# Joe Friel's "Fast after 50"



## Zbycho BikeRider (Mar 30, 2018)

Hey! It's my second post to mtbr. 
I highly recommend reading the whole book:

https://www.velopress.com/fast-50-ageless-athlete/

https://www.velopress.com/wp-content/uploads/2014/12/sample_FA50.pdf

Book Excerpt: Ned Overend on high-intensity training for masters | VeloNews.com


----------



## Lone Rager (Dec 13, 2013)

Yeah, it is good. Read it years ago. Read most all the popular training bibles over the past 10 years or so. I was going great until ~64, then stuff started rapidly heading south.


----------



## Crankout (Jun 16, 2010)

I've read it a few times, and contrast it with the Haywire Heart reference in the other thread and now want to do nothing.


----------



## honkinunit (Aug 6, 2004)

Many of those interviewed pointed out what I have noticed as I age:

- I can't eat crap and survive it like I used to.
- It takes twice as long to get into shape, and I lose it twice as fast.
- If I don't stay active in winter, the springtime really sucks. It takes a really long time to recover back to riding shape after a winter of sitting on the couch. 

On the positive side, I think I enjoy riding more now that I ever did, because I am not as focused on how fast I am going. It is more about the experience rather than the speed. Also, I tend not to take as many chances, and since I am generally also going a little slower, I don't crash as often. This is good, because it takes me *forever* to heal now, compared to thirty years ago.


----------



## MSU Alum (Aug 8, 2009)

The holy trinity.

Technology!
$$$
2.6" tires


----------



## cunningstunts (Sep 1, 2011)

MSU Alum said:


> The holy trinity.
> 
> Technology!
> $$$
> 2.6" tires


haha.

i just picked it up based on my physio's recommendation as i get treatment for sore unstable knees (i didn't know they were unstable, now i do haha, not so funny...)
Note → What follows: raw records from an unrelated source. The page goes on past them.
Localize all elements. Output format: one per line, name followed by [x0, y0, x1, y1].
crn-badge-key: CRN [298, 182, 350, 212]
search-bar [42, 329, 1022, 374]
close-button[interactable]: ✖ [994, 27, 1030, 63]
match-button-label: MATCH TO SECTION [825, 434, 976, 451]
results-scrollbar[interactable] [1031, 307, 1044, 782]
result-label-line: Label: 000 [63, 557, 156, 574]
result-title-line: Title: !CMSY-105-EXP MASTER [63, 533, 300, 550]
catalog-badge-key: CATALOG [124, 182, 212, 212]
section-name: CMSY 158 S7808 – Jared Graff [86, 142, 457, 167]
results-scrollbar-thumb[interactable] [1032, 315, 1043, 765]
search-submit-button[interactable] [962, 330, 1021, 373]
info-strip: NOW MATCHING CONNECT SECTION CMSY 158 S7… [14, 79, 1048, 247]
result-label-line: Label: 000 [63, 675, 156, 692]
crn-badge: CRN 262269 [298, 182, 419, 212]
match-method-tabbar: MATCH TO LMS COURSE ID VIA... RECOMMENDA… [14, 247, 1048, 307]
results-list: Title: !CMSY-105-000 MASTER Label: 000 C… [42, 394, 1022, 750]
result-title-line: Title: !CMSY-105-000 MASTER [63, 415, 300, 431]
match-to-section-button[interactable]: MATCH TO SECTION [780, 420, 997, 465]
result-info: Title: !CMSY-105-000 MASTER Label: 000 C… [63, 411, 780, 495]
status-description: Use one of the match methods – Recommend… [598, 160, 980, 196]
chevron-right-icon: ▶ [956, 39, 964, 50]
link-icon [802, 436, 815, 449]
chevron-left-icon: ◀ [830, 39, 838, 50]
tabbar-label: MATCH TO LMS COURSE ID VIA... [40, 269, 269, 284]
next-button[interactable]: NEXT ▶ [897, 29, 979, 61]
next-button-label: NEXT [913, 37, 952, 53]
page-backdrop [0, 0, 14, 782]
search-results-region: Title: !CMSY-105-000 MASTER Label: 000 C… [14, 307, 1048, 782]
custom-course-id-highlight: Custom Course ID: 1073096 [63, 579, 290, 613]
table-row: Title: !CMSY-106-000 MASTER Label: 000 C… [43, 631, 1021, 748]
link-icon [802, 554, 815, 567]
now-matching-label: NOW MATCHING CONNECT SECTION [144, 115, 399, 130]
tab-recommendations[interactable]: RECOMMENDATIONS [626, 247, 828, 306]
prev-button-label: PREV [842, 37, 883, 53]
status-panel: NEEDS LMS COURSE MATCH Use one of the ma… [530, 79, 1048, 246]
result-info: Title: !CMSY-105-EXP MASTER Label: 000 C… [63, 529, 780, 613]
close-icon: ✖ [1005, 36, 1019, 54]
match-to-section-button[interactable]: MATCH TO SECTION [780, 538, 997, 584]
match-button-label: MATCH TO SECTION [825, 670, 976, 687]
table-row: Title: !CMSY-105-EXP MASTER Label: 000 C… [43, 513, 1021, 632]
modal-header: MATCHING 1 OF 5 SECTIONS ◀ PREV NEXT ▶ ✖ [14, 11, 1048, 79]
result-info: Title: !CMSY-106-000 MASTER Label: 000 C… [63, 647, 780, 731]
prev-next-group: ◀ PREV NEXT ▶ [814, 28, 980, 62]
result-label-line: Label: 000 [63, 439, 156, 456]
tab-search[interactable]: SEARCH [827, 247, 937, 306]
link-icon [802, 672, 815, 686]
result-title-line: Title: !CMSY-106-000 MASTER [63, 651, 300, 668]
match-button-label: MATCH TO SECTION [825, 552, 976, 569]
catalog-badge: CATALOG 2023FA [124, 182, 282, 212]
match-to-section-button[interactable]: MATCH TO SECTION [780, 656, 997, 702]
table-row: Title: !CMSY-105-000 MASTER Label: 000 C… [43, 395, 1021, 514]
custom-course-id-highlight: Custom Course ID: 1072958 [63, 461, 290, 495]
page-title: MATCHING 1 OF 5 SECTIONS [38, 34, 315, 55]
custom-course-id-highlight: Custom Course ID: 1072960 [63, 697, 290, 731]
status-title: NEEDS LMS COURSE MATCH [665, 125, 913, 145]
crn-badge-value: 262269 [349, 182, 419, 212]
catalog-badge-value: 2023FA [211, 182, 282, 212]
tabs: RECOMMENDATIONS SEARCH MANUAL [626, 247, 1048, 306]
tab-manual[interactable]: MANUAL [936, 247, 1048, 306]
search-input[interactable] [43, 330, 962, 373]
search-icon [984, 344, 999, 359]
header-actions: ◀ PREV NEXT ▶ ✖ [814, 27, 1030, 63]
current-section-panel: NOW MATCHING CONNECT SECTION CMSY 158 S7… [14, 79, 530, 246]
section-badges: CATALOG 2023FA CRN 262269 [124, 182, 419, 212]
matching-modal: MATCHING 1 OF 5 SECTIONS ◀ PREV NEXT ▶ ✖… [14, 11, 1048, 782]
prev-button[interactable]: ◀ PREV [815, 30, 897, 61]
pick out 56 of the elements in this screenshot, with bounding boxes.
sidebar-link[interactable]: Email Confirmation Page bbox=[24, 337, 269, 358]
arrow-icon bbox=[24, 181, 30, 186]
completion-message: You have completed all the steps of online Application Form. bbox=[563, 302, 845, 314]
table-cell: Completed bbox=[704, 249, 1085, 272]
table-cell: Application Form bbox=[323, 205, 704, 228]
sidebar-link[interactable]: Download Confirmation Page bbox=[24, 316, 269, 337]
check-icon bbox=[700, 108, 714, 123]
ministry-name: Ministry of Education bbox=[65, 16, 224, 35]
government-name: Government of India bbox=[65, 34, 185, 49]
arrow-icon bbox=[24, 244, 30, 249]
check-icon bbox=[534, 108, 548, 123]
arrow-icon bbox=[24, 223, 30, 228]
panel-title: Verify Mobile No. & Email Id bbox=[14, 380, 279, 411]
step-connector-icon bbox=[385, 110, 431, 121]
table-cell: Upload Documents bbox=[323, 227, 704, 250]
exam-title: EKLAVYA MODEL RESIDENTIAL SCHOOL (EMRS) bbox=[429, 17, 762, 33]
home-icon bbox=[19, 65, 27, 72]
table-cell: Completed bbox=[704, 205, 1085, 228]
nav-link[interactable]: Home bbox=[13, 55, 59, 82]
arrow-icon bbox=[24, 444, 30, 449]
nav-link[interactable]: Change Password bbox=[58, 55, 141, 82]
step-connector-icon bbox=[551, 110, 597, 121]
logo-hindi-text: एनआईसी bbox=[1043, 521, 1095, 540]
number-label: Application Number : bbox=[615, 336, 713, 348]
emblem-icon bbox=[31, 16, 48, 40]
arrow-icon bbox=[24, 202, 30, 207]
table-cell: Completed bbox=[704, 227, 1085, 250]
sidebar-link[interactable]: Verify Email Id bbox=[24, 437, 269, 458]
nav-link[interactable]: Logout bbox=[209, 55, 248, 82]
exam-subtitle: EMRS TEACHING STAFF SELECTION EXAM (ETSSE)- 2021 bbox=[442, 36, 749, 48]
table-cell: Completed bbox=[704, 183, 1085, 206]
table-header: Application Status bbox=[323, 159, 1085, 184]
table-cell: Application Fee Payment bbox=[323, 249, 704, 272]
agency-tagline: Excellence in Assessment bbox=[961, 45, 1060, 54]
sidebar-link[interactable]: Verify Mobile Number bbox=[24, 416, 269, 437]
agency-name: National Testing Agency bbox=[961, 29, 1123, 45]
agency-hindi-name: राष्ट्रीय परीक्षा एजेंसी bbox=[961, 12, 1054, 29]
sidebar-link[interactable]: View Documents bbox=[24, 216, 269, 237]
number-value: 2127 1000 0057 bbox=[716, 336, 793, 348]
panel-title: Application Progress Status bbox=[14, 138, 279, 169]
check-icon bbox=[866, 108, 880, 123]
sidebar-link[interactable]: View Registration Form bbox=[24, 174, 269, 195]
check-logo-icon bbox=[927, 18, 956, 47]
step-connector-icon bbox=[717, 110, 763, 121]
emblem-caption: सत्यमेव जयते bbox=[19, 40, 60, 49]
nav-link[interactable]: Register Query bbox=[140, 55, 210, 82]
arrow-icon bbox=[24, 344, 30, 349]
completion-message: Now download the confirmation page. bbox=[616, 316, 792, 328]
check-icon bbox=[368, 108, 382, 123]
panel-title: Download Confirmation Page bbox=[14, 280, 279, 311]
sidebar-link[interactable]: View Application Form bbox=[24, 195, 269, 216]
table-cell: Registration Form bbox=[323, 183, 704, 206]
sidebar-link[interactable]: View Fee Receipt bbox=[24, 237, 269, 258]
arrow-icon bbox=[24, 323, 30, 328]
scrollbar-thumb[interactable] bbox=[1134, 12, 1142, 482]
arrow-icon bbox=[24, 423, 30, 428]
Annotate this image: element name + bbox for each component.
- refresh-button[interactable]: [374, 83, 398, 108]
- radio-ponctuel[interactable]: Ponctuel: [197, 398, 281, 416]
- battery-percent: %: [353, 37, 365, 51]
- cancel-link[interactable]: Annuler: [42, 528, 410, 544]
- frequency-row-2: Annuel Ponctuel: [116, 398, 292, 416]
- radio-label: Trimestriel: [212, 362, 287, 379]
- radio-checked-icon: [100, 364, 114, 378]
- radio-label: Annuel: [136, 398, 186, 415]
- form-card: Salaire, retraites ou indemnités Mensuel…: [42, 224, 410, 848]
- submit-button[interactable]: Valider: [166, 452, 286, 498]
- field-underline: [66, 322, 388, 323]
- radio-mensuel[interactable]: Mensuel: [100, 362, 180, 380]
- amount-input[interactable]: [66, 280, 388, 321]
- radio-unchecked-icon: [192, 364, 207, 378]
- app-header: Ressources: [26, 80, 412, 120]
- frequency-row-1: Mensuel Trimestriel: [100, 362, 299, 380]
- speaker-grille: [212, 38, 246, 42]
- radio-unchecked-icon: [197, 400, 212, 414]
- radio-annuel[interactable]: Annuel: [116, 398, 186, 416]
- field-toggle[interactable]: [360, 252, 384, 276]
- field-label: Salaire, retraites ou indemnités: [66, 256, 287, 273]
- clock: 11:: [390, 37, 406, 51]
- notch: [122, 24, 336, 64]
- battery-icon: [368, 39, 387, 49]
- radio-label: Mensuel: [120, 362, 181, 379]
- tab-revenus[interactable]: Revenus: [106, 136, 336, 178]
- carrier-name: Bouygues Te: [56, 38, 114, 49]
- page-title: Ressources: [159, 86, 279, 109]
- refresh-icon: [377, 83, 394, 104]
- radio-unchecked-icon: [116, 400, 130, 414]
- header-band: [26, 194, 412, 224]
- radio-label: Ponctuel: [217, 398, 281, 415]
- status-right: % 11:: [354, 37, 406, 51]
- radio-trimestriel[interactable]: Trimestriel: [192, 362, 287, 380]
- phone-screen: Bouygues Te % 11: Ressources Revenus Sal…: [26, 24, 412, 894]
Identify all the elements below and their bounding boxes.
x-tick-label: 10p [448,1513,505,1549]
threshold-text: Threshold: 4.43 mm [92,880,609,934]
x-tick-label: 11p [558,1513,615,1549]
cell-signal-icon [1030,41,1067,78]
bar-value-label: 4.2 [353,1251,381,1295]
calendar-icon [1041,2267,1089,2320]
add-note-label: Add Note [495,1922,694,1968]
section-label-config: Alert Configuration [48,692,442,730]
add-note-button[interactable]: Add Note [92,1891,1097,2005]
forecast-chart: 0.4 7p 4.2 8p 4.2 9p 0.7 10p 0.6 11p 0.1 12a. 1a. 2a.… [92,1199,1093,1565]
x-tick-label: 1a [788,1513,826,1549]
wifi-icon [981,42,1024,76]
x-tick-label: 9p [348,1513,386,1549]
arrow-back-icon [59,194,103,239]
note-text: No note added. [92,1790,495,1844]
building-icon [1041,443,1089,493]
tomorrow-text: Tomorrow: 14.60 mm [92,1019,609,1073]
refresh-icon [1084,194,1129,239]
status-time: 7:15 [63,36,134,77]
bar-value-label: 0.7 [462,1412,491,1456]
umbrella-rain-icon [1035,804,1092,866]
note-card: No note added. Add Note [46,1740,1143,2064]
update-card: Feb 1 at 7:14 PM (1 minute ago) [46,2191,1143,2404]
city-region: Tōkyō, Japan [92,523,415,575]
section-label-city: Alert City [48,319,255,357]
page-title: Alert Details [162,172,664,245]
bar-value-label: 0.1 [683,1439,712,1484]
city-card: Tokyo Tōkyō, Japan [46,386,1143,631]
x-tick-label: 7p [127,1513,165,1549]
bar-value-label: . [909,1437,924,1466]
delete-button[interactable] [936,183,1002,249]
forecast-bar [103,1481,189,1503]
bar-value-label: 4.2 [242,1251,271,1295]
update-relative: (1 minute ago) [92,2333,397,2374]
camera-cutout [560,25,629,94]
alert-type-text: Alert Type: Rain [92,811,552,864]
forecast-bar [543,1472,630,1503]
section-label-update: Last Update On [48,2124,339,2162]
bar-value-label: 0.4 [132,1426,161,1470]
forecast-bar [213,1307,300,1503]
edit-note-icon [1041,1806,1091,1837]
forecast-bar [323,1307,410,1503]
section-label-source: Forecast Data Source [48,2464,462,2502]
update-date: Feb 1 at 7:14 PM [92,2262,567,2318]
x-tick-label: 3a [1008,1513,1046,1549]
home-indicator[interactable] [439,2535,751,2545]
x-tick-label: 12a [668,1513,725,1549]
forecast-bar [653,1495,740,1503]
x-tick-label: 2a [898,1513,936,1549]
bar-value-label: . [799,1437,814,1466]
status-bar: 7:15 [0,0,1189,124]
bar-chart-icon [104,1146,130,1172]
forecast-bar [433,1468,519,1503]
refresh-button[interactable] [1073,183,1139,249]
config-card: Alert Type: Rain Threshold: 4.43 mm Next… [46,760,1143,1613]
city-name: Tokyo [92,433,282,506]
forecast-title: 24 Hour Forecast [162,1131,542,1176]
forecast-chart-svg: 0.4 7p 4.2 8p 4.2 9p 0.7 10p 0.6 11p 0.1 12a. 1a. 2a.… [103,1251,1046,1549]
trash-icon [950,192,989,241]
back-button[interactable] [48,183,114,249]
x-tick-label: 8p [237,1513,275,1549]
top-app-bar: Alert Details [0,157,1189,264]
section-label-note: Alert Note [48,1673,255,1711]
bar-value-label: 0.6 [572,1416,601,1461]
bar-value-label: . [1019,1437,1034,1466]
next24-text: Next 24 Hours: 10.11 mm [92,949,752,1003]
it's very good, well written and i can see what i'm going to have to do to be the athlete i still want to be for another 10 yrs (i'm 50). i'm not the elite competitive racer he describes but still interested in performing at my best and being healthy. great book so far.


----------



## BmanInTheD (Sep 19, 2014)

I have that book and have read/skimmed it several times. A lot of good info in there. But one thing I was wondering about was how you are supposed to get enough TSS with so much recovery and days off. If any of you use TSS, I realize at our age that we don'r probably need to be at 100 during peak, but I can't really see how you could get much past 60 or so with these kinds of 7- and 9-day weekly schedules he has in the Base/Build phase. Anybody else think the density is kinda low, even for seniors, that still wanna compete?


----------